The chasm of mediocrity is Brian Eno's compressed diagnosis of the fundamental problem with AI-generated creative work. When Eno tested a song generator trained to produce material in his own style, he found the outputs not too bad — competent, recognizable, adequate — but none good enough to release. The failure mode, he explained, was structural: the system was designed to produce the statistically probable, and the statistically probable, for a system trained on the aggregate of human creative output, is by mathematical necessity the average. The first task of any creative practitioner using such tools, Eno concluded, is to stop it going down into the chasm of mediocrity that it will always want to go into, because that's the way it's set up. The phrase captures, with characteristic concision, why AI's competence is the opposite of its creativity.
The phrase emerged from Eno's direct experimentation with generative AI tools trained on his own work. He found that the systems could reliably produce outputs recognizable as Brian Eno music — atmospheric, slowly evolving, texturally sophisticated — but that none of the outputs deserved release. The competence was genuine. The aesthetic was wrong. The system produced what an Eno track typically sounds like, which is by definition not what an interesting Eno track sounds like.
The diagnosis connects to a broader observation about how language models and other generative systems operate. These systems optimize for the most probable next token given their training distribution. The most probable output is, necessarily, the most average output — the mean of the distribution, the configuration most similar to the largest number of training examples. This is not a flaw in the architecture; it is the architecture. The system cannot help gravitating toward the statistical middle, because the statistical middle is what the optimization target defines.

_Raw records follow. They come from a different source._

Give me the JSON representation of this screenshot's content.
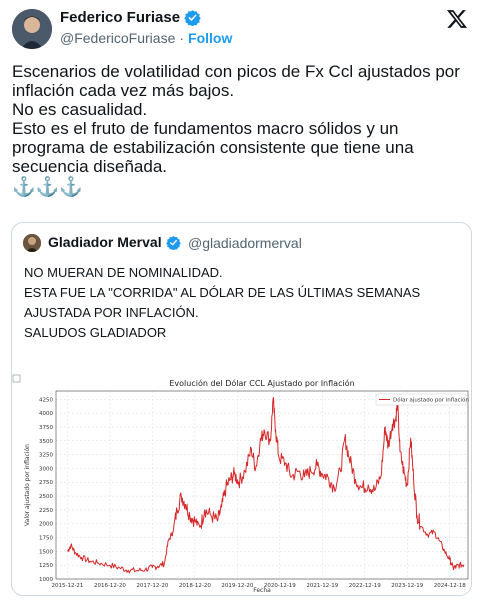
{
  "tweet": {
    "author_name": "Federico Furiase",
    "author_handle": "@FedericoFuriase",
    "separator": "·",
    "follow_label": "Follow",
    "text_lines": [
      "Escenarios de volatilidad con picos de Fx Ccl ajustados por",
      "inflación cada vez más bajos.",
      "No es casualidad.",
      "Esto es el fruto de fundamentos macro sólidos y un",
      "programa de estabilización consistente que tiene una",
      "secuencia diseñada.",
      "⚓⚓⚓"
    ]
  },
  "quote": {
    "author_name": "Gladiador Merval",
    "author_handle": "@gladiadormerval",
    "text_lines": [
      "NO MUERAN DE NOMINALIDAD.",
      "",
      "ESTA FUE LA \"CORRIDA\" AL DÓLAR DE LAS ÚLTIMAS SEMANAS",
      "AJUSTADA POR INFLACIÓN.",
      "",
      "SALUDOS GLADIADOR"
    ]
  },
  "colors": {
    "line": "#d62728",
    "link": "#1d9bf0",
    "verified": "#1d9bf0",
    "border": "#cfd9de",
    "muted": "#536471"
  },
  "chart_data": {
    "type": "line",
    "title": "Evolución del Dólar CCL Ajustado por Inflación",
    "xlabel": "Fecha",
    "ylabel": "Valor ajustado por inflación",
    "legend": "top-right",
    "grid": true,
    "ylim": [
      1000,
      4400
    ],
    "yticks": [
      1000,
      1250,
      1500,
      1750,
      2000,
      2250,
      2500,
      2750,
      3000,
      3250,
      3500,
      3750,
      4000,
      4250
    ],
    "xticks": [
      "2015-12-21",
      "2016-12-20",
      "2017-12-20",
      "2018-12-20",
      "2019-12-20",
      "2020-12-19",
      "2021-12-19",
      "2022-12-19",
      "2023-12-19",
      "2024-12-18"
    ],
    "xlim": [
      2015.7,
      2025.4
    ],
    "series": [
      {
        "name": "Dólar ajustado por inflación",
        "points": [
          [
            2015.97,
            1500
          ],
          [
            2016.05,
            1610
          ],
          [
            2016.15,
            1480
          ],
          [
            2016.3,
            1390
          ],
          [
            2016.5,
            1320
          ],
          [
            2016.7,
            1290
          ],
          [
            2016.97,
            1250
          ],
          [
            2017.2,
            1200
          ],
          [
            2017.4,
            1160
          ],
          [
            2017.6,
            1150
          ],
          [
            2017.8,
            1170
          ],
          [
            2017.97,
            1210
          ],
          [
            2018.1,
            1230
          ],
          [
            2018.25,
            1280
          ],
          [
            2018.35,
            1700
          ],
          [
            2018.45,
            1850
          ],
          [
            2018.55,
            2250
          ],
          [
            2018.65,
            2500
          ],
          [
            2018.75,
            2350
          ],
          [
            2018.85,
            2150
          ],
          [
            2018.97,
            2050
          ],
          [
            2019.1,
            1950
          ],
          [
            2019.2,
            2250
          ],
          [
            2019.35,
            2150
          ],
          [
            2019.5,
            2050
          ],
          [
            2019.6,
            2300
          ],
          [
            2019.7,
            2650
          ],
          [
            2019.8,
            2800
          ],
          [
            2019.9,
            2900
          ],
          [
            2020.0,
            2750
          ],
          [
            2020.15,
            2950
          ],
          [
            2020.3,
            3350
          ],
          [
            2020.4,
            3000
          ],
          [
            2020.5,
            3450
          ],
          [
            2020.6,
            3700
          ],
          [
            2020.75,
            3500
          ],
          [
            2020.81,
            4250
          ],
          [
            2020.87,
            3700
          ],
          [
            2020.95,
            3200
          ],
          [
            2021.1,
            3100
          ],
          [
            2021.25,
            2850
          ],
          [
            2021.4,
            2950
          ],
          [
            2021.55,
            2850
          ],
          [
            2021.7,
            2950
          ],
          [
            2021.85,
            3050
          ],
          [
            2021.97,
            2900
          ],
          [
            2022.1,
            2850
          ],
          [
            2022.25,
            2650
          ],
          [
            2022.4,
            2950
          ],
          [
            2022.5,
            3550
          ],
          [
            2022.6,
            3200
          ],
          [
            2022.75,
            2800
          ],
          [
            2022.9,
            2650
          ],
          [
            2023.05,
            2700
          ],
          [
            2023.2,
            2600
          ],
          [
            2023.35,
            2850
          ],
          [
            2023.45,
            3750
          ],
          [
            2023.52,
            3400
          ],
          [
            2023.62,
            3800
          ],
          [
            2023.7,
            3900
          ],
          [
            2023.74,
            4200
          ],
          [
            2023.8,
            3300
          ],
          [
            2023.9,
            2900
          ],
          [
            2023.97,
            2700
          ],
          [
            2024.05,
            3550
          ],
          [
            2024.12,
            2800
          ],
          [
            2024.2,
            2150
          ],
          [
            2024.3,
            1950
          ],
          [
            2024.45,
            1800
          ],
          [
            2024.6,
            1850
          ],
          [
            2024.72,
            1700
          ],
          [
            2024.85,
            1500
          ],
          [
            2024.97,
            1350
          ],
          [
            2025.05,
            1200
          ],
          [
            2025.12,
            1220
          ],
          [
            2025.2,
            1250
          ],
          [
            2025.3,
            1260
          ]
        ]
      }
    ]
  }
}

The creative act, in Eno's framework, is precisely the deviation from the probable. The unexpected note, the unprojected texture, the error that becomes a signature — these are the features of work that lasts, and they are all, by definition, improbable given the training distribution that preceded them. A system that produces only what the distribution predicts can produce nothing new, in the sense that matters. It can only produce remixes of the average.
The implication is not that AI tools are useless for creative work but that using them well requires active resistance to their default behavior. The practitioner who asks the machine for a song will receive a song — competent, generic, forgettable. The practitioner who asks the machine for something wrong, something broken, something that should not exist, may receive the seed of something that deserves to. The chasm is gravitational; climbing out requires sustained effort against the pull.

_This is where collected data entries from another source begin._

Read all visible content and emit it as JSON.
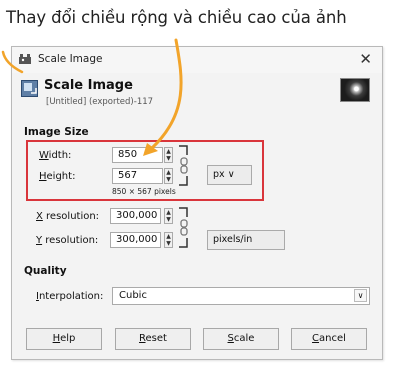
{
  "caption": "Thay đổi chiều rộng và chiều cao của ảnh",
  "window": {
    "title": "Scale Image",
    "close": "✕"
  },
  "header": {
    "title": "Scale Image",
    "subtitle": "[Untitled] (exported)-117"
  },
  "image_size": {
    "section_label": "Image Size",
    "width": {
      "label_first": "W",
      "label_rest": "idth:",
      "value": "850"
    },
    "height": {
      "label_first": "H",
      "label_rest": "eight:",
      "value": "567"
    },
    "pixels_note": "850 × 567 pixels",
    "unit": "px"
  },
  "resolution": {
    "x": {
      "label_first": "X",
      "label_rest": " resolution:",
      "value": "300,000"
    },
    "y": {
      "label_first": "Y",
      "label_rest": " resolution:",
      "value": "300,000"
    },
    "unit": "pixels/in"
  },
  "quality": {
    "section_label": "Quality",
    "interpolation": {
      "label_first": "I",
      "label_rest": "nterpolation:",
      "value": "Cubic"
    }
  },
  "buttons": {
    "help": {
      "first": "H",
      "rest": "elp"
    },
    "reset": {
      "first": "R",
      "rest": "eset"
    },
    "scale": {
      "first": "S",
      "rest": "cale"
    },
    "cancel": {
      "first": "C",
      "rest": "ancel"
    }
  },
  "colors": {
    "highlight": "#d9353b",
    "arrow": "#f2a42a"
  },
  "icons": {
    "app": "gimp-wilber-icon",
    "dropdown": "chevron-down-icon",
    "chain": "chain-link-icon"
  }
}
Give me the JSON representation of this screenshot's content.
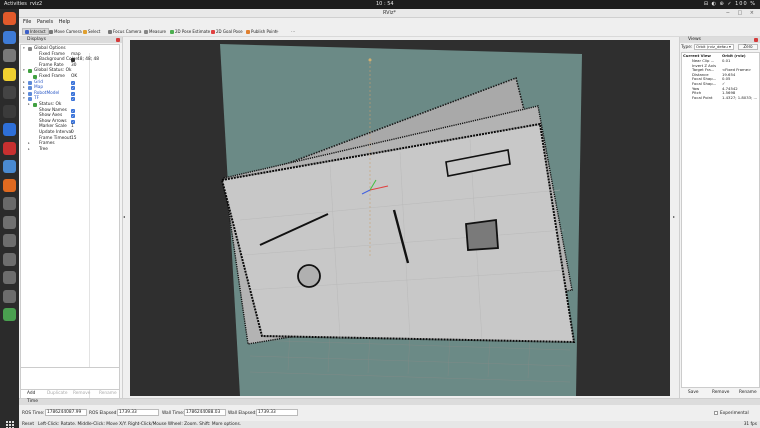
{
  "topbar": {
    "activities": "Activities",
    "app_name": "rviz2",
    "clock": "10 : 54",
    "tray": "⊟ ◐ ⊕ ✓ 100 %"
  },
  "window": {
    "title": "RViz*",
    "controls": "− □ ×"
  },
  "menubar": {
    "file": "File",
    "panels": "Panels",
    "help": "Help"
  },
  "toolbar": [
    {
      "label": "Interact",
      "active": true,
      "color": "#3b5fc8"
    },
    {
      "label": "Move Camera",
      "active": false,
      "color": "#777777"
    },
    {
      "label": "Select",
      "active": false,
      "color": "#e0a030"
    },
    {
      "label": "Focus Camera",
      "active": false,
      "color": "#777777"
    },
    {
      "label": "Measure",
      "active": false,
      "color": "#888888"
    },
    {
      "label": "2D Pose Estimate",
      "active": false,
      "color": "#4caf50"
    },
    {
      "label": "2D Goal Pose",
      "active": false,
      "color": "#e04040"
    },
    {
      "label": "Publish Point",
      "active": false,
      "color": "#e08030"
    }
  ],
  "displays": {
    "title": "Displays",
    "rows": [
      {
        "key": "Global Options",
        "value": "",
        "indent": 1,
        "tag": "▾",
        "icon": "#888888",
        "kind": "plain"
      },
      {
        "key": "Fixed Frame",
        "value": "map",
        "indent": 2,
        "tag": "",
        "icon": "",
        "kind": "plain"
      },
      {
        "key": "Background Color",
        "value": "48; 48; 48",
        "indent": 2,
        "tag": "",
        "icon": "",
        "kind": "swatch"
      },
      {
        "key": "Frame Rate",
        "value": "30",
        "indent": 2,
        "tag": "",
        "icon": "",
        "kind": "plain"
      },
      {
        "key": "Global Status: Ok",
        "value": "",
        "indent": 1,
        "tag": "▾",
        "icon": "#40a040",
        "kind": "plain"
      },
      {
        "key": "Fixed Frame",
        "value": "OK",
        "indent": 2,
        "tag": "",
        "icon": "#40a040",
        "kind": "plain"
      },
      {
        "key": "Grid",
        "value": "",
        "indent": 1,
        "tag": "▸",
        "icon": "#5d8ad8",
        "kind": "check",
        "blue": true
      },
      {
        "key": "Map",
        "value": "",
        "indent": 1,
        "tag": "▸",
        "icon": "#5d8ad8",
        "kind": "check",
        "blue": true
      },
      {
        "key": "RobotModel",
        "value": "",
        "indent": 1,
        "tag": "▸",
        "icon": "#5d8ad8",
        "kind": "check",
        "blue": true
      },
      {
        "key": "TF",
        "value": "",
        "indent": 1,
        "tag": "▾",
        "icon": "#5d8ad8",
        "kind": "check",
        "blue": true
      },
      {
        "key": "Status: Ok",
        "value": "",
        "indent": 2,
        "tag": "▸",
        "icon": "#40a040",
        "kind": "plain"
      },
      {
        "key": "Show Names",
        "value": "",
        "indent": 2,
        "tag": "",
        "icon": "",
        "kind": "check"
      },
      {
        "key": "Show Axes",
        "value": "",
        "indent": 2,
        "tag": "",
        "icon": "",
        "kind": "check"
      },
      {
        "key": "Show Arrows",
        "value": "",
        "indent": 2,
        "tag": "",
        "icon": "",
        "kind": "check"
      },
      {
        "key": "Marker Scale",
        "value": "1",
        "indent": 2,
        "tag": "",
        "icon": "",
        "kind": "plain"
      },
      {
        "key": "Update Interval",
        "value": "0",
        "indent": 2,
        "tag": "",
        "icon": "",
        "kind": "plain"
      },
      {
        "key": "Frame Timeout",
        "value": "15",
        "indent": 2,
        "tag": "",
        "icon": "",
        "kind": "plain"
      },
      {
        "key": "Frames",
        "value": "",
        "indent": 2,
        "tag": "▸",
        "icon": "",
        "kind": "plain"
      },
      {
        "key": "Tree",
        "value": "",
        "indent": 2,
        "tag": "▸",
        "icon": "",
        "kind": "plain"
      }
    ],
    "buttons": {
      "add": "Add",
      "duplicate": "Duplicate",
      "remove": "Remove",
      "rename": "Rename"
    }
  },
  "views": {
    "title": "Views",
    "type_label": "Type:",
    "type_value": "Orbit (rviz_defau ▾",
    "zero": "Zero",
    "header": {
      "key": "Current View",
      "value": "Orbit (rviz)"
    },
    "rows": [
      {
        "key": "Near Clip ...",
        "value": "0.01"
      },
      {
        "key": "Invert Z Axis",
        "value": ""
      },
      {
        "key": "Target Fra...",
        "value": "<Fixed Frame>"
      },
      {
        "key": "Distance",
        "value": "19.654"
      },
      {
        "key": "Focal Shap...",
        "value": "0.05"
      },
      {
        "key": "Focal Shap...",
        "value": "✓"
      },
      {
        "key": "Yaw",
        "value": "4.74542"
      },
      {
        "key": "Pitch",
        "value": "1.5698"
      },
      {
        "key": "Focal Point",
        "value": "1.4327; 1.8033; ..."
      }
    ],
    "buttons": {
      "save": "Save",
      "remove": "Remove",
      "rename": "Rename"
    }
  },
  "time": {
    "title": "Time",
    "ros_time_label": "ROS Time:",
    "ros_time": "1786244087.99",
    "ros_elapsed_label": "ROS Elapsed:",
    "ros_elapsed": "1739.33",
    "wall_time_label": "Wall Time:",
    "wall_time": "1786244088.03",
    "wall_elapsed_label": "Wall Elapsed:",
    "wall_elapsed": "1739.33",
    "experimental": "Experimental"
  },
  "status": {
    "reset": "Reset",
    "message": "Left-Click: Rotate. Middle-Click: Move X/Y. Right-Click/Mouse Wheel: Zoom. Shift: More options.",
    "fps": "31 fps"
  },
  "dock_icons": [
    "#e25a2b",
    "#3e7bd6",
    "#7a7a7a",
    "#f0d030",
    "#444444",
    "#3b3b3b",
    "#2e6fd8",
    "#c83030",
    "#4a8ad0",
    "#e06a20",
    "#6a6a6a",
    "#707070",
    "#6d6d6d",
    "#6d6d6d",
    "#6d6d6d",
    "#6d6d6d",
    "#4aa050"
  ]
}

The phrase surfaced in interviews Eno gave in 2024 and 2025 about his experimentation with AI music tools. It represents the distillation of his empirical findings after direct engagement with generative systems, and it has become the most quoted single formulation in his AI-related commentary.
Probability is the architecture. Language models optimize for the most probable next token; the statistical average is the structural outcome, not a bug to be fixed.
Competence is the enemy of interest. The chasm is not a failure of capability — the outputs are competent — but a failure of distinctiveness; adequate work is forgettable work.
Active resistance is required. The practitioner must work against the system's gravitational pull toward the average; passive use produces passive-average results.
The aggregate is not the exception. A system trained on the full range of human creativity produces the average of that range; it cannot produce the exceptional, because exceptional means statistically improbable.
Critics of the chasm diagnosis argue that temperature controls and advanced prompting techniques can push models toward less probable outputs, and that Eno's test understates what skilled prompt engineering can produce. The response, consistent with Eno's broader framework: the tools that push models off the average require practitioners who know what off-average looks like, which requires precisely the cultivated taste the tools cannot provide.